Swinging for the Digital Fences
Everyone from Taco Bell to Atari has jumped on the NFT bandwagon, and Topps’ chairman, former Disney CEO Michael Eisner, has made the shift to digital his company’s biggest priority:
- Topps has launched multiple online apps where people can trade collectibles. And its “Topps Now” line — which sells cards of sports and pop culture moments for just 24 hours each — has been a hit: it sold 100,000 cards of the Bernie Sanders mittens meme earlier this year.
- “With blockchain we’re going to be able to participate in the secondary market,” Eisner told CNBC, of its adoption of NFTs. “Before we only participated when we put the analog cards out.”
With the digital wind in its sails, Topps’ net sales climbed 23% for a best-ever haul of $567 million last year.
NFTs Trending Downward: NFTs were the shiny new toy earlier this year, but they’re now trading at $1,256 on average, way down from above $4,000 in late February.
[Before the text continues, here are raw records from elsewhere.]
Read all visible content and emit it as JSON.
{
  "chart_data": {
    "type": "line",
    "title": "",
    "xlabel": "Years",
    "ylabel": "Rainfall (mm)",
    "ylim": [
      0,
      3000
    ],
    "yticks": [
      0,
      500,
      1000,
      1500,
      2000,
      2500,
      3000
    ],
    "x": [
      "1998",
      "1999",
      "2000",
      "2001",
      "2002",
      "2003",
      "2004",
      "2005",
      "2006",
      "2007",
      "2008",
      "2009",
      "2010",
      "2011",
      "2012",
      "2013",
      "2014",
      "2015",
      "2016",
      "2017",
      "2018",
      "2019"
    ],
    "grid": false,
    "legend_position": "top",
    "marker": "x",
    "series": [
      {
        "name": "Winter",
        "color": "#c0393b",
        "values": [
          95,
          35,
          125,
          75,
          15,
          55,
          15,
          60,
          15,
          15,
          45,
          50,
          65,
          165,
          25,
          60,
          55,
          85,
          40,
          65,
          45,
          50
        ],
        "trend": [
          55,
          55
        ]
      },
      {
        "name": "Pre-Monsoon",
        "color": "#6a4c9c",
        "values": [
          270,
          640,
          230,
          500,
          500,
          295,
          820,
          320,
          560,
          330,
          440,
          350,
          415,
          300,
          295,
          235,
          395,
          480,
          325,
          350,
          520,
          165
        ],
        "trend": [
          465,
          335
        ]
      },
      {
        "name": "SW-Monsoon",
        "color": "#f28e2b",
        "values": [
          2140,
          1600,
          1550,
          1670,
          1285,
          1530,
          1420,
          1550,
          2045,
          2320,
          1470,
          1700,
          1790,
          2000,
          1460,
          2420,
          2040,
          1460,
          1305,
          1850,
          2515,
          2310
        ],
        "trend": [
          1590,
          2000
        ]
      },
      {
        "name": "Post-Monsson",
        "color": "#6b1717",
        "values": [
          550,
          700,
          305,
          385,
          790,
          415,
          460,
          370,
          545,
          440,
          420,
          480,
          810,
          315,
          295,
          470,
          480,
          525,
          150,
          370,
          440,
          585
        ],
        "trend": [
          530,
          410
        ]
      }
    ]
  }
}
Topps’ SPAC sponsor, however, said not to worry because it’s the core business that caught their eye.
“We really underwrote the investment just on the existing business,” said Jason Mudrick, whose Mudrick Capital is also leading a $250 million round. “That’s what’s so attractive about the opportunity, that you really get the upside of the NFTs for free.”
The Daily Upside is not yet available as an NFT, but if you’d like to today’s issue for $560,000 in cryptocurrency one can be drawn up.